Besides these, I have also had the opportunity to contribute in policy formulation for issues related to SingCERT’s scope.
 
3. Any memorable experience with CSA so far?

There is rarely a dull moment for me in SingCERT, as incidents come in various shapes and forms. Moreover, as part of our work, we often interact with members of the public and we have first-hand information on trending cyber threats and attacks that may be affecting the community. The work we do at SingCERT contributes to helping individuals and businesses as we are looking out for threats and vulnerabilities, alerting them to these, and providing guidance for incident response and recovery.

Among the myriad of experiences, my most memorable was an ASEAN CERTs tabletop exercise in 2021 where participants from different national CERTs shared their responses to various scenarios, such as simulated incidents or the handling of vulnerabilities. The exercise provided the platform for CERTs to share their experiences, best practices and lessons learned, and also allowed me to get to know my counterparts in other national CERTs. That was definitely a memorable and eye-opening experience for me. 

4. What advice do you have for those with non-STEM or non-cybersecurity backgrounds but are interested in this industry?

For a start, having lots of passion for cybersecurity helps! 

If you are interested in the “techie” stuff, there’s a multitude of courses available online (many of them are free! 😊) that you can explore to see if there are any particular aspects that you want to deep dive further into, such as digital forensics or penetration testing. 

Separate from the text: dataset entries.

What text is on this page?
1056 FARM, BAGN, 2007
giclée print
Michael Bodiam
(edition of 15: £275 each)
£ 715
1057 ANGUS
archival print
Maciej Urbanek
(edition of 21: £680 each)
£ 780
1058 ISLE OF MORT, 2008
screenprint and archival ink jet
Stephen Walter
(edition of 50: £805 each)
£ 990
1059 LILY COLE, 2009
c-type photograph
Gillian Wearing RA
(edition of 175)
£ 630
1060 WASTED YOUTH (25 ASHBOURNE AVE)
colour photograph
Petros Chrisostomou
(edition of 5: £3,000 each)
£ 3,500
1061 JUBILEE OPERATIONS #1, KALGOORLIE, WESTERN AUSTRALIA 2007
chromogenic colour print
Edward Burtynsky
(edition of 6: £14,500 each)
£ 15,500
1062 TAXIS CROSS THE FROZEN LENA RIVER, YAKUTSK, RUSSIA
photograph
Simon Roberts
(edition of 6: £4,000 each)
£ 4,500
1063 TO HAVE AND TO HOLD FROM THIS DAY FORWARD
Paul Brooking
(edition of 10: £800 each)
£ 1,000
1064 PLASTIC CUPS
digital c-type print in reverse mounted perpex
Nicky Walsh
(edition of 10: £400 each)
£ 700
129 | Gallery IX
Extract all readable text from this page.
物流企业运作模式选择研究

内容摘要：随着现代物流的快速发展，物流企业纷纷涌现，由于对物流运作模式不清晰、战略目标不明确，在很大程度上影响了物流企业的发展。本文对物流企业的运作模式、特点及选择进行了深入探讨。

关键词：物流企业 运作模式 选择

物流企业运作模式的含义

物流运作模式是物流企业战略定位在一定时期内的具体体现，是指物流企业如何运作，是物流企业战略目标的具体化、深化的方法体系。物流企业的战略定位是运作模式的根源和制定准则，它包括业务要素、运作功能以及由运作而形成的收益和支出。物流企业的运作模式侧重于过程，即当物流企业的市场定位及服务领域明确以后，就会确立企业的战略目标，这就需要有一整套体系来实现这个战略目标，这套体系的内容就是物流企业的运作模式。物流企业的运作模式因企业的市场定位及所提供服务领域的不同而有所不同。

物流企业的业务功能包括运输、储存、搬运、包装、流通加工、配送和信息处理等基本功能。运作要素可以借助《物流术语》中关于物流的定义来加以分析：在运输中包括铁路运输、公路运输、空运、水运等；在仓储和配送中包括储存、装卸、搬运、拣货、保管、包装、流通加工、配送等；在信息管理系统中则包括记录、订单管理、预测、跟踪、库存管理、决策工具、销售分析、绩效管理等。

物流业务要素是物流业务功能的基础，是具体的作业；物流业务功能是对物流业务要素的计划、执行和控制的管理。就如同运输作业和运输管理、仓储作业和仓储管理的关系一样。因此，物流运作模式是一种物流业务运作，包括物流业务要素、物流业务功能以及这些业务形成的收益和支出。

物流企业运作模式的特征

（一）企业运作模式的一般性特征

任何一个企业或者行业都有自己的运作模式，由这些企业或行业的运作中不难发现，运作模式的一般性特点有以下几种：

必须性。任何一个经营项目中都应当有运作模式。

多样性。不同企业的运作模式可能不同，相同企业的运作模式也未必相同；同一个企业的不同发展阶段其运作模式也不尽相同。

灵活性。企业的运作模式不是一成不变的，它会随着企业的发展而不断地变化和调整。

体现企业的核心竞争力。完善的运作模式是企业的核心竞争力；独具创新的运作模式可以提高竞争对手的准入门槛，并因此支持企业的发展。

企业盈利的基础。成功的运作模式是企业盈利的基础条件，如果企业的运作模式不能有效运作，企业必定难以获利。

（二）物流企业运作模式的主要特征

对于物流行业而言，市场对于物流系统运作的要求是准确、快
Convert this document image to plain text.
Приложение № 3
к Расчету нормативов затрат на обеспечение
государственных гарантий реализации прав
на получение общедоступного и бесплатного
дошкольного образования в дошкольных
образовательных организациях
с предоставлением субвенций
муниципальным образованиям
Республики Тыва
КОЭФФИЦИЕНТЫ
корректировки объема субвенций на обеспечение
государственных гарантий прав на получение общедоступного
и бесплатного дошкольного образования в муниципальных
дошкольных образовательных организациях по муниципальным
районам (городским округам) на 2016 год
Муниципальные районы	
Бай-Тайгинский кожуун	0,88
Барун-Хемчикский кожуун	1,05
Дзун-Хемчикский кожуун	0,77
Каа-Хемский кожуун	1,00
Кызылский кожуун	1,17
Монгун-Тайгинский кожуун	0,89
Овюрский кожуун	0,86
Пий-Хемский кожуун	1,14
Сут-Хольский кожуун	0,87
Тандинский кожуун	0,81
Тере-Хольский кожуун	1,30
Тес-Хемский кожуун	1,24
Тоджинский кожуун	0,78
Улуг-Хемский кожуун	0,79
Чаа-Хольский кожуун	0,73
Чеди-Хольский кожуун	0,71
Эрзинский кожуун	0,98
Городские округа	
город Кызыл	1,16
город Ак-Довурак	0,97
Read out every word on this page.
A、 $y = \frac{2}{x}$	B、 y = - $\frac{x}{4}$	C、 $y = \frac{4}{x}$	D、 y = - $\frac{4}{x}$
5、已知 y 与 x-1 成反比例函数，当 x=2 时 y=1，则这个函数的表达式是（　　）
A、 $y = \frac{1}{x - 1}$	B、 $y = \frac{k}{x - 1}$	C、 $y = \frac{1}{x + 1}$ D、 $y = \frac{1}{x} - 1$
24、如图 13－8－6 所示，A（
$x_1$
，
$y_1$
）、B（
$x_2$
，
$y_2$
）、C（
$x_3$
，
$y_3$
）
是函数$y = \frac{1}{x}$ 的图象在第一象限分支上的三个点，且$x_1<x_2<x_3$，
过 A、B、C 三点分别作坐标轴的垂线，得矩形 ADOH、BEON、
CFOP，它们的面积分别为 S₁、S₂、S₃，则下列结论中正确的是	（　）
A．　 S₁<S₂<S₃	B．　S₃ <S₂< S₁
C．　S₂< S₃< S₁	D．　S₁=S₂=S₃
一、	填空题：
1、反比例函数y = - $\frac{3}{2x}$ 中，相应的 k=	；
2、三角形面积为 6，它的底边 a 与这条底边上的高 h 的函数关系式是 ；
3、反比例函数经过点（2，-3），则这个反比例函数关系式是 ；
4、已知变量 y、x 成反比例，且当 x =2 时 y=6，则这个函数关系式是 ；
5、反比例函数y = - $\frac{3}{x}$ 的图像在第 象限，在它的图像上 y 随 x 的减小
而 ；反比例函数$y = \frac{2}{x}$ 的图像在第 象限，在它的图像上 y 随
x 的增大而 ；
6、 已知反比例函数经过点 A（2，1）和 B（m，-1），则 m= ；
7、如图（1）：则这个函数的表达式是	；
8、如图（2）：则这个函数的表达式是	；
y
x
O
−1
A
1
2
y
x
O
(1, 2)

If you currently have a non-STEM (Science, Technology, Engineering) or non-cybersecurity background, or are less technically inclined, fret not! Cybersecurity is a multi-disciplinary and all-encompassing field. The knowledge from both STEM and non-STEM domains can have many applications in cybersecurity. In CSA alone, we have divisions working on developing a vibrant cyber ecosystem, enabling a safer cyberspace, and enhancing international cyber cooperation, among others. Many of these roles require engagement with the industry, formulating and implementing policies, and establishing partnerships as we chart our path towards a more cyber resilient nation. You might just find your non-STEM background to be invaluable to one of these roles.

5. How do you unwind from work?

Being in nature helps me relax. Sometimes, I dry-press flowers that I find on hikes to preserve them. I also like to create mini terrariums using recycled glass cups and bottles.

Recently I picked up a hobby of creating cute animal images using HTML, CSS, and SVG. This has also been helpful in brushing up my knowledge on front end development languages. Recently, I designed this amateurish image that can be seen at this link. SVG shapes and images are expressed in mathematical calculations, and it has given me an interesting perspective about art and math.